厅内光线昏暗,台案前供的不是三清灵位,而是一尊狐首人身的塑像,竟与青灵庙的雕像别无二致。雕像旁边侧身站着一个人,不是别人,正是玄狐宗的狐夫子——墨殊。
首先映入眼帘的是一顶束发翡翠冠。
苏季看来那无疑是一顶绿帽子,可见墨殊是一个乐观豁达的男人。此人不单帽子是绿的,衣服也是绿的。肥胖的身躯外罩着一件墨绿织锦道袍。隆起的肚子将道服撑得圆滚滚的,两只手藏在箭袖之中,圆脸被一副狐狸青铜面具盖住,没有露出任何一寸肌肤。
他这一身行头,让苏季不禁想起初次见面的沐灵雨。
沐灵雨裹着一身白,而墨殊则裹着一身绿。尽管墨殊这一身绿裹得更严实,却不像一身白那样冷峻,反而有几分滑稽,感觉整个人好像一只缩在壳里的绿顶老龟,倒是给人一丝熟悉亲切的感觉。
苏季最为在意的要数墨殊脸上青铜面具,这让他不禁想起善财公子也曾给过他类似款式的面具。透过面具上两个漆黑的空洞,他仿佛看到了曾经的自己。
两人对视良久,青铜面具里传出一个敦厚的声音,缓缓说道:
“想必旋灵阁主也曾是一枚棋子。”
苏季一听这句话,便知墨殊此刻正与自己心照不宣,不禁苦笑道:
“想必墨先生也曾遇到过那位公子?”
“阁主指的,可是多闻公子?”
“多闻公子?”苏季愣了愣,摇头道:“我只知道善财公子。”
青铜面具里传出一阵沉闷的笑声,似乎隐隐带着几分苦涩的意味。
墨殊道:“老夫还听过,百草公子、常乐公子、伏魔公子、长情公子。这些公子都穿着一身青衣,应该是同一个人,想必阁主与老夫有过相同的经历。老夫只想问问阁下,还记不记得那位青衣公子的长相?”
苏季低头回忆了很久,沉声道:“……不记得了。”
墨殊长叹了一声,道:“老夫也早就不记得了。十年来,老夫问过许多同僚,没有一人记得。我等不过区区一枚棋子,怎么可能看见那个下棋的人。”
苏季不禁愤然道:“墨先生难道甘心一辈子只做棋子?从没想过摆脱青衣公子的掌控?”
“……十年前可能想过,可是现在回想来,实在是个天真的想法,那是老夫绝不可能的做到的事。青衣公子已强大到凡人无法想象之境地。老夫十年来唯一的收获,就是认清这个事实。”
苏季双眉紧蹙,握紧拳头道:“连墨先生这个玄狐宗掌教都拿它没办法!难道要这样任由它将凡人玩弄于鼓掌?”
“老夫说自己不行,但没说阁下也不行……”
苏季微微一怔,万没想到墨殊竟对自己有如此高的期望,只听墨殊接着说道:
“阁主身上无半点玄清修为,能来到这里,想必不是巧合。若阁下肯拜老夫为师,老夫也许可以让阁下成为第一个摆脱青衣公子的人。”

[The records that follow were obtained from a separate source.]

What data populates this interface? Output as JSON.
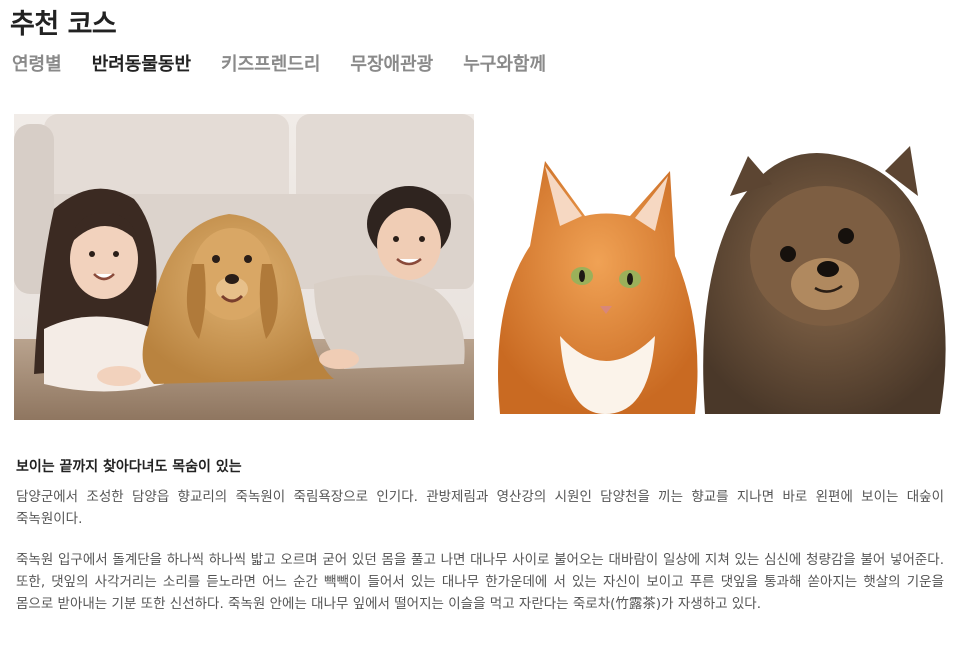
{
  "page": {
    "title": "추천 코스"
  },
  "tabs": [
    {
      "label": "연령별",
      "active": false
    },
    {
      "label": "반려동물동반",
      "active": true
    },
    {
      "label": "키즈프렌드리",
      "active": false
    },
    {
      "label": "무장애관광",
      "active": false
    },
    {
      "label": "누구와함께",
      "active": false
    }
  ],
  "article": {
    "heading": "보이는 끝까지 찾아다녀도 목숨이 있는",
    "paragraphs": [
      "담양군에서 조성한 담양읍 향교리의 죽녹원이 죽림욕장으로 인기다. 관방제림과 영산강의 시원인 담양천을 끼는 향교를 지나면 바로 왼편에 보이는 대숲이 죽녹원이다.",
      "죽녹원 입구에서 돌계단을 하나씩 하나씩 밟고 오르며 굳어 있던 몸을 풀고 나면 대나무 사이로 불어오는 대바람이 일상에 지쳐 있는 심신에 청량감을 불어 넣어준다. 또한, 댓잎의 사각거리는 소리를 듣노라면 어느 순간 빽빽이 들어서 있는 대나무 한가운데에 서 있는 자신이 보이고 푸른 댓잎을 통과해 쏟아지는 햇살의 기운을 몸으로 받아내는 기분 또한 신선하다. 죽녹원 안에는 대나무 잎에서 떨어지는 이슬을 먹고 자란다는 죽로차(竹露茶)가 자생하고 있다."
    ]
  },
  "colors": {
    "title": "#222222",
    "tab_inactive": "#8a8a8a",
    "tab_active": "#222222",
    "body_text": "#555555"
  }
}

苏季犹豫了一会儿。他看着墨殊头上的绿帽子,心想这个老乌龟可能有点真本事,可是他的老婆实在不是什么省油的灯,如果哪天再中了什么撩人的迷雾,自己又没把持住,岂非要背上欺师灭祖的骂名?
琢磨了一会儿,他忽然拱手道:
“墨先生好意,在下心领。只是一日为师,终身为父。在没弄清家父下落之前,我不想拜任何人为师。倘若墨先生肯倾囊相授,我愿以截教元老的身份,全力助你成为截教之主!”
他说刚完,青铜面具里蓦然传出一阵闷笑。显然,这句话正中他的下怀。笑声收歇,墨殊缓缓抬起左袖,一只精致的木制假手从墨绿的箭袖中伸了出来。
“阁下深知我心,请容老夫先看看阁下资质如何。”
木手发出簌簌的摩擦声,五根木指灵活地捻起剑指,轻叩在苏季眉心处。
苏季抬眼一瞧,只见木手的掌心嵌着一颗血红的珠子,淡淡的红雾从那珠子上冉冉生出,弥漫在自己周围。无数细微的尘粒,在昏暗的红色光线中飞舞弥漫。
屋子里很静,仿佛能听见时间一点一滴流逝的声音。
过了很久,墨殊收回剑指,缓缓握成一把拳头。
苏季发现那只木质的拳头正在微微颤抖,发出吱吱的细微响声。
两人之间保持很长一段时间的沉默,只听青铜面具内传出一声微弱的叹息。
苏季终于按耐不住,抬头望向墨殊,认真地询问道:
“结果如何?”
墨殊犹豫了一会儿,缓缓起身,道:“……请容老夫明日再作答复。”
苏季听出他语气中的失望,不禁垂下头,苦涩地一笑。
墨殊离开后,苏季被一个青衣道童请入厢房休息。连日的逃亡早已令他身心俱疲,整个身体无力地瘫倒在床上……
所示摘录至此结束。